Dr. Michel was pleased to see the level of care Japanese pet
owners take with their pets. "The Japanese clearly cherish
their pets and want the best care possible for them," she said,
concluding her presentation.
Yuko Adachi, PFI's representative based in Tokyo; Dr. Kathy
Michel, University of Pennsylvania; and Dr. Toshinori Sako, PFI's
veterinary spokesperson in Japan.
After a short journey to the Tokyo suburb of Tsukuba, PFI
conducted its second, much larger veterinary seminar at the
annual meeting of the Japan Veterinary Medical Association
(JVMA). PFI was the first outside organization accepted to
present at the JVMA's annual meeting. In this course, Dr.
Michel focused on long-term dietary effects and attracted well
over 100 practicing veterinarians and students.
Titled "Feeding Pets for Health and Longevity: What Really
Counts," this seminar focused on showing veterinarians the best
ways to communicate with their clients to ensure pets receive
optimal nutrition, while avoiding the negative health effects
of obesity. Since Japan has an aging pet (as well as human)

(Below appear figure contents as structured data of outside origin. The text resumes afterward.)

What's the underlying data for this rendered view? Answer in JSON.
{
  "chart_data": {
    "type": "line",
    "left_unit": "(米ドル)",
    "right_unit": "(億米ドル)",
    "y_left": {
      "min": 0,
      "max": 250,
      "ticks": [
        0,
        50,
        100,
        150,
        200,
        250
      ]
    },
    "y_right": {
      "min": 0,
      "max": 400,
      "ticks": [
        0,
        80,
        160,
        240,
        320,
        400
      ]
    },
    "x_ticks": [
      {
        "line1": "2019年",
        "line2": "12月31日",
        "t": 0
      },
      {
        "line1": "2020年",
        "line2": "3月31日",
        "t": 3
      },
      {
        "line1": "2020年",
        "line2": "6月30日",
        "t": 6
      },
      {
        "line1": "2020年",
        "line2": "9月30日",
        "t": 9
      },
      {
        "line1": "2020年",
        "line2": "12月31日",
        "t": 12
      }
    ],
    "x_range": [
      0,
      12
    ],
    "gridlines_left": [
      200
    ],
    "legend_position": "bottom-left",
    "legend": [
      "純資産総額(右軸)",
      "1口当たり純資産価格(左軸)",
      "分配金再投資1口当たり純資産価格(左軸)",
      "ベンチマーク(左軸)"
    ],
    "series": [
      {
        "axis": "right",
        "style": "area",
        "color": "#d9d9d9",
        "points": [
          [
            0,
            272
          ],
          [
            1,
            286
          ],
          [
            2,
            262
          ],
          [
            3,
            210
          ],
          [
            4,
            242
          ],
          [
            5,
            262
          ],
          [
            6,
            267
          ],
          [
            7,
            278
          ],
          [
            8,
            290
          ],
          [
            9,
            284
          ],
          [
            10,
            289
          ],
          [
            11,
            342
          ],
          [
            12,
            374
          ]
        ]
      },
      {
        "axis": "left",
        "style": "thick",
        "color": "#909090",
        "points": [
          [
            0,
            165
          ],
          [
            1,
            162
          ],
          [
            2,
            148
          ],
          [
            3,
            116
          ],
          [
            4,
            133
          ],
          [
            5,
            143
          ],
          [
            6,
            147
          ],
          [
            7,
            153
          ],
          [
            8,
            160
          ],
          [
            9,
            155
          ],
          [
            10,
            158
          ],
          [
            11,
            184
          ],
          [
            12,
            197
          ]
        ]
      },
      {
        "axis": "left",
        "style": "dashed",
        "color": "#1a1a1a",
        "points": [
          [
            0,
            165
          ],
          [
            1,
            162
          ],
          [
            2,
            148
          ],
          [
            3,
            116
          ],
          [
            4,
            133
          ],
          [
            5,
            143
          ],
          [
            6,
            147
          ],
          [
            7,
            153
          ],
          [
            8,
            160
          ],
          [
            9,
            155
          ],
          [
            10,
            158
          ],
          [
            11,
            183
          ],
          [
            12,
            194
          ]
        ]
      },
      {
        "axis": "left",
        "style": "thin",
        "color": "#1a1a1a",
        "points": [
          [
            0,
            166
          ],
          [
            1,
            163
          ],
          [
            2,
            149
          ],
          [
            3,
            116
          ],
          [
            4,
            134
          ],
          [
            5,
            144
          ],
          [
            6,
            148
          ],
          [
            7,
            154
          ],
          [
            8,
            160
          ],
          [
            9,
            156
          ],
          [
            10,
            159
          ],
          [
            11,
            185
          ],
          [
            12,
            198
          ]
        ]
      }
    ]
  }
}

population, the weight gain sometimes associated with getting
older is of paramount concern to Japanese veterinarians. By
teaching veterinarians about proper pet diet and body
condition, they in turn can educate their clients, spreading
PFI's message of proper pet care through good nutrition.

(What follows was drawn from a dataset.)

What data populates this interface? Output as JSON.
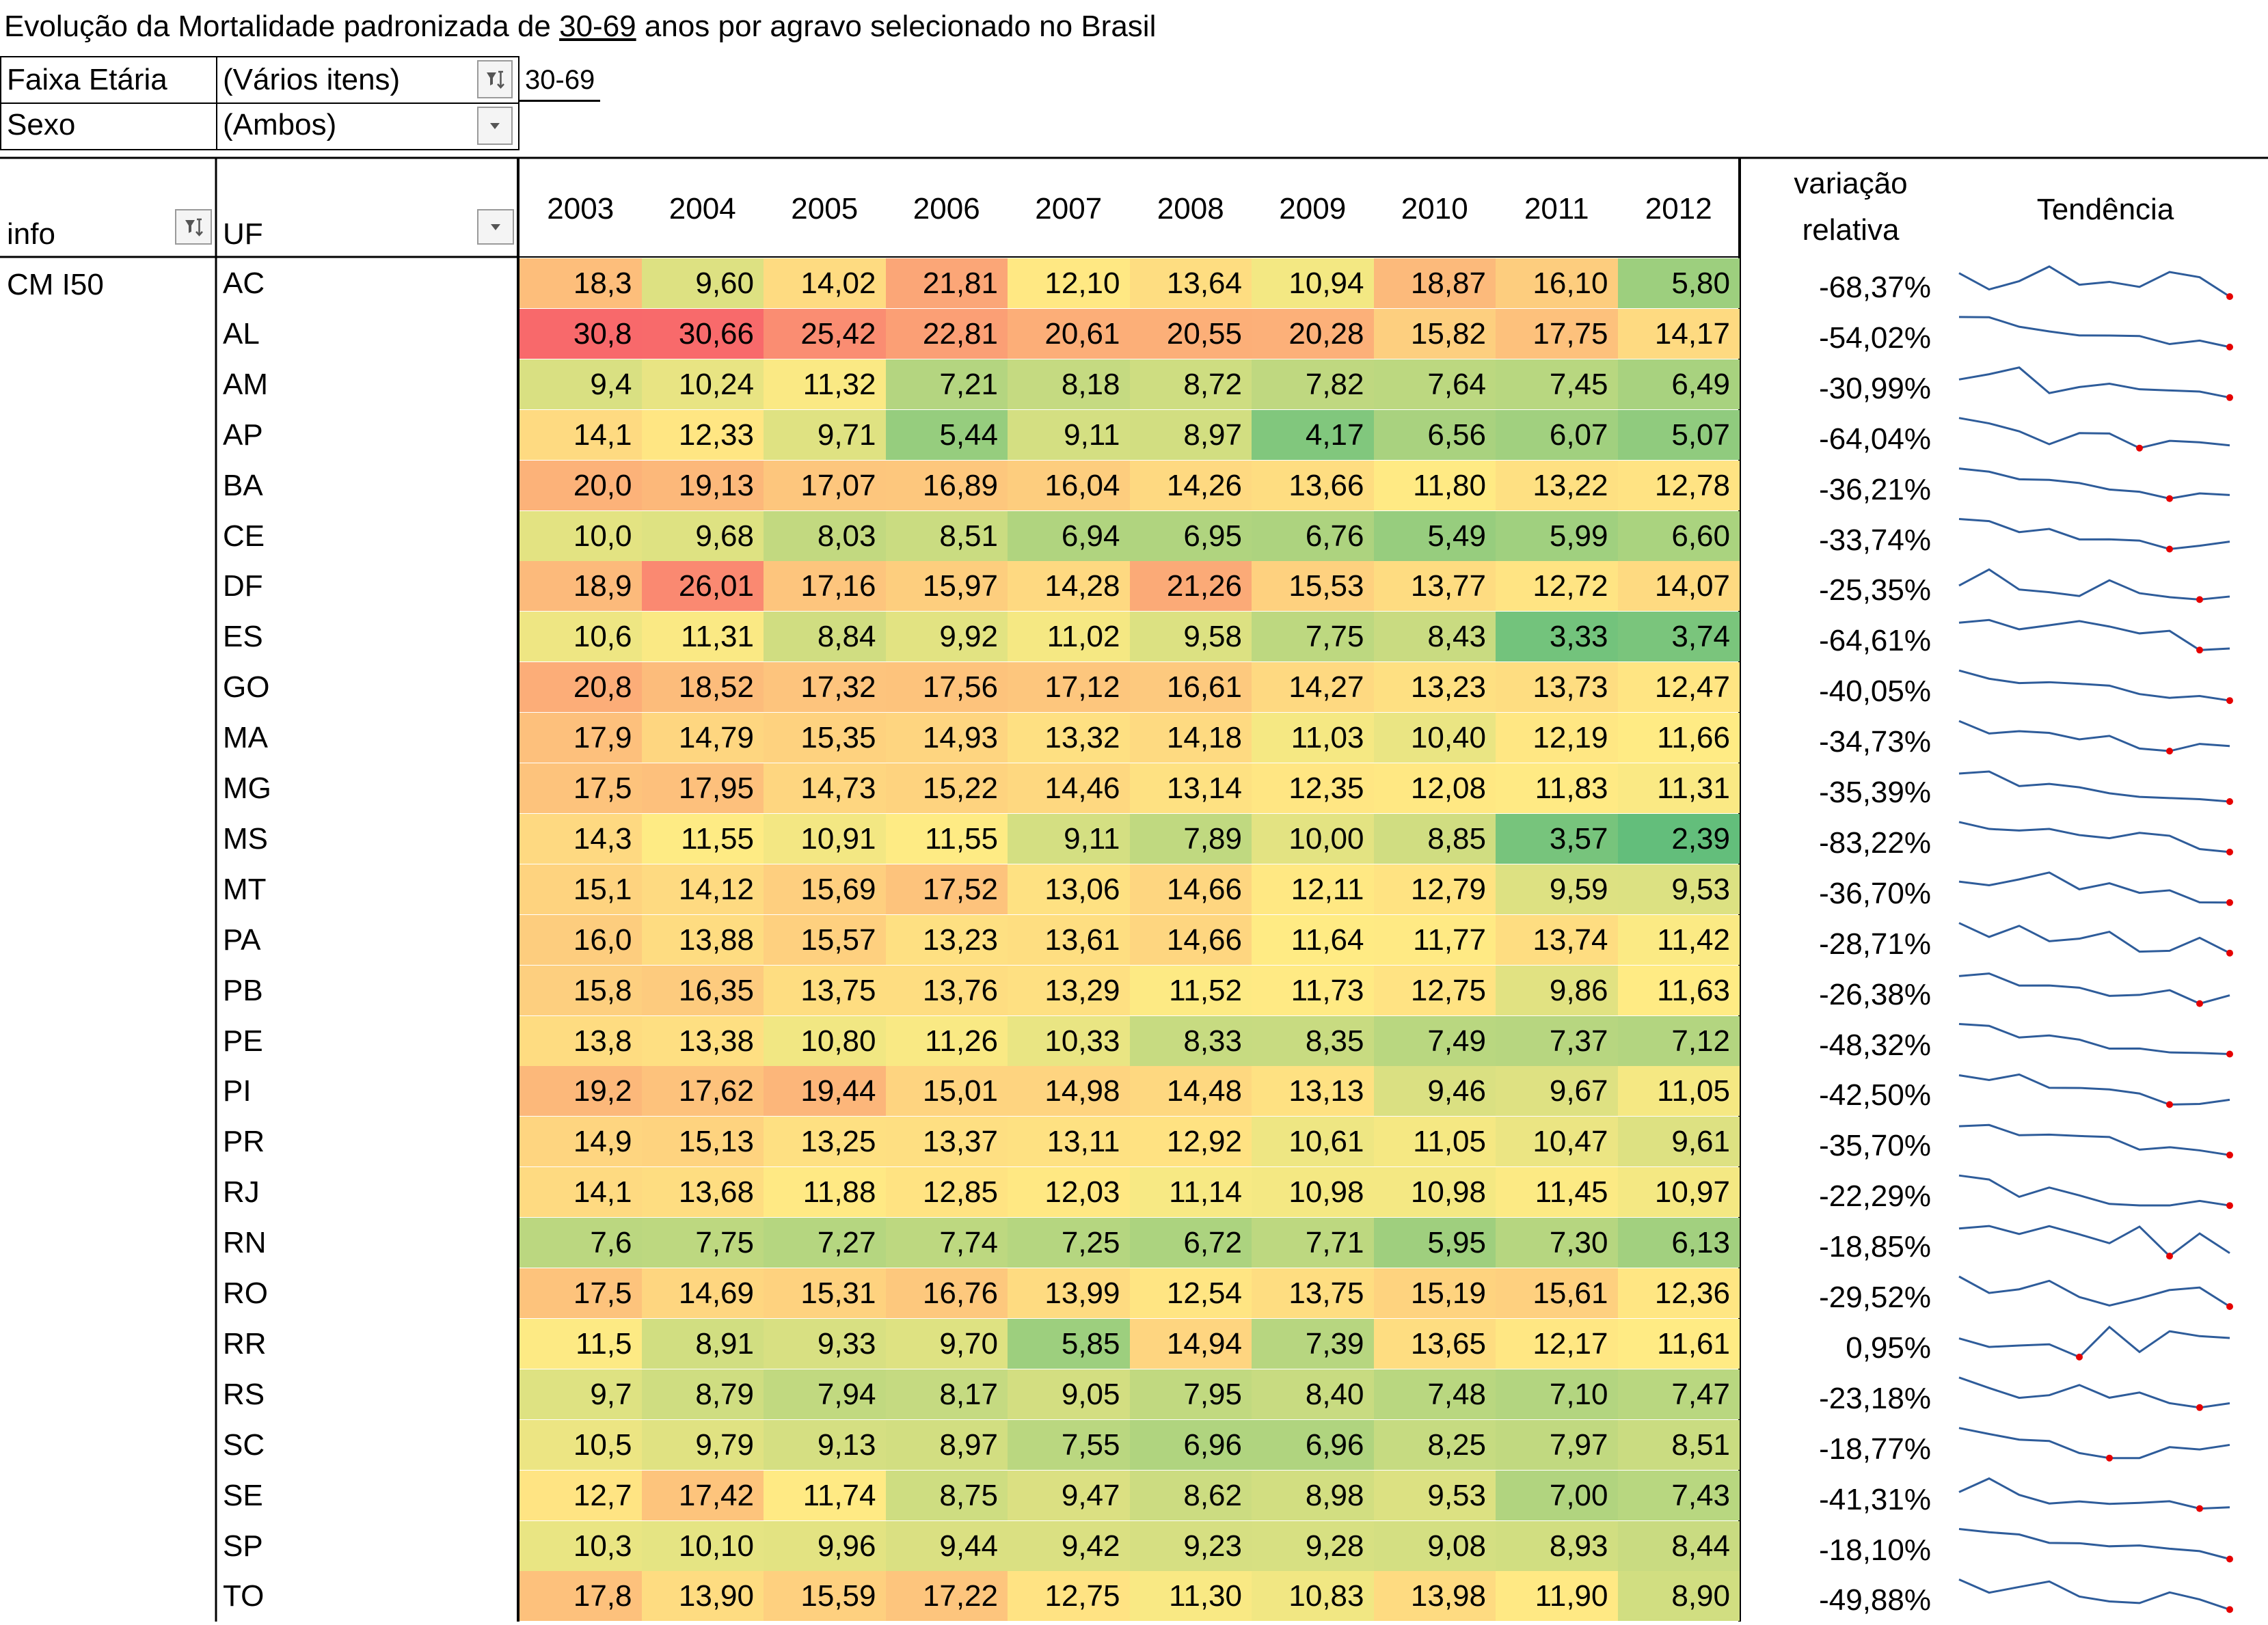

Following her talk at the JVMA meeting, Dr. Michel
commented: "This was my second opportunity to speak to
veterinarians in Japan and, other than language, which was much
more an issue for me than my audience, I was again struck by
similarities between US and Japanese veterinarians in their
knowledge and expertise in companion animal medicine."

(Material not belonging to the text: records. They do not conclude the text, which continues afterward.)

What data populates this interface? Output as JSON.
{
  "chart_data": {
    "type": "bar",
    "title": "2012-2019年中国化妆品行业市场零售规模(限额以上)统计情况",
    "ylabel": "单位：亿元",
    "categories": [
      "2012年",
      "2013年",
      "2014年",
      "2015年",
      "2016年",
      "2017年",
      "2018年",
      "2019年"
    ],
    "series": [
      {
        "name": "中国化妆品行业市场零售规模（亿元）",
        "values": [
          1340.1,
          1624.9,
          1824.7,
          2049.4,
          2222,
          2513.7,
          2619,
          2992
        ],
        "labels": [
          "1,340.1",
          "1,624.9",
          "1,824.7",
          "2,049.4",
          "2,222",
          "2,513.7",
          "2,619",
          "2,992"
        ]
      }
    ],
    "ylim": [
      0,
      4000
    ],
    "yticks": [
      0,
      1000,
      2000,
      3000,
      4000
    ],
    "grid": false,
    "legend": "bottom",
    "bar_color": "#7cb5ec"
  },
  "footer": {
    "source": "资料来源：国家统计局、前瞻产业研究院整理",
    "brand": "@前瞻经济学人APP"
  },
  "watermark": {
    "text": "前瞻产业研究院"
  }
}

The sharing of this knowledge is but one facet of the
overall PFI program used in Japan and a variety of other
markets including China, Russia, Mexico and parts of Central
and South America. The success of the program in Japan was
demonstrated following the discovery of the first US case of
BSE in December 2003. Though the Japanese government imposed a
ban on imports of US beef and a cautionary label on
domestically-made petfood, US-made petfood products were not
"The technical support and assurance regarding transmissible
spongiform encephalopathies (TSEs) and dogs and cats given by
PFI have helped the Japanese government cope with the BSE
outbreak in their country and have maintained the strength of
Japanese, as well as US, ruminant-based petfood products in the
marketplace," said Nancy K. Cook, PFI's vice president of
Technical and Regulatory Affairs. "The relationships and
contacts developed through our market programs are invaluable
in addressing trade disruptions," she added. As a result, Japan
continues to rank as the second largest market for US-made
petfood, after Canada.
The love of pet dogs and cats in Japan shows no signs of
subsiding. As in the US, the aging population has relied on
pets for love and companionship. Young adults, sometimes living
alone in large metropolitan areas, have also discovered the joy
of a four-legged "friend." PFI is proud to help Japanese pet
owners care for their pets, and as the program declares, teach
everyone in Japan that pets are "wonderful friends."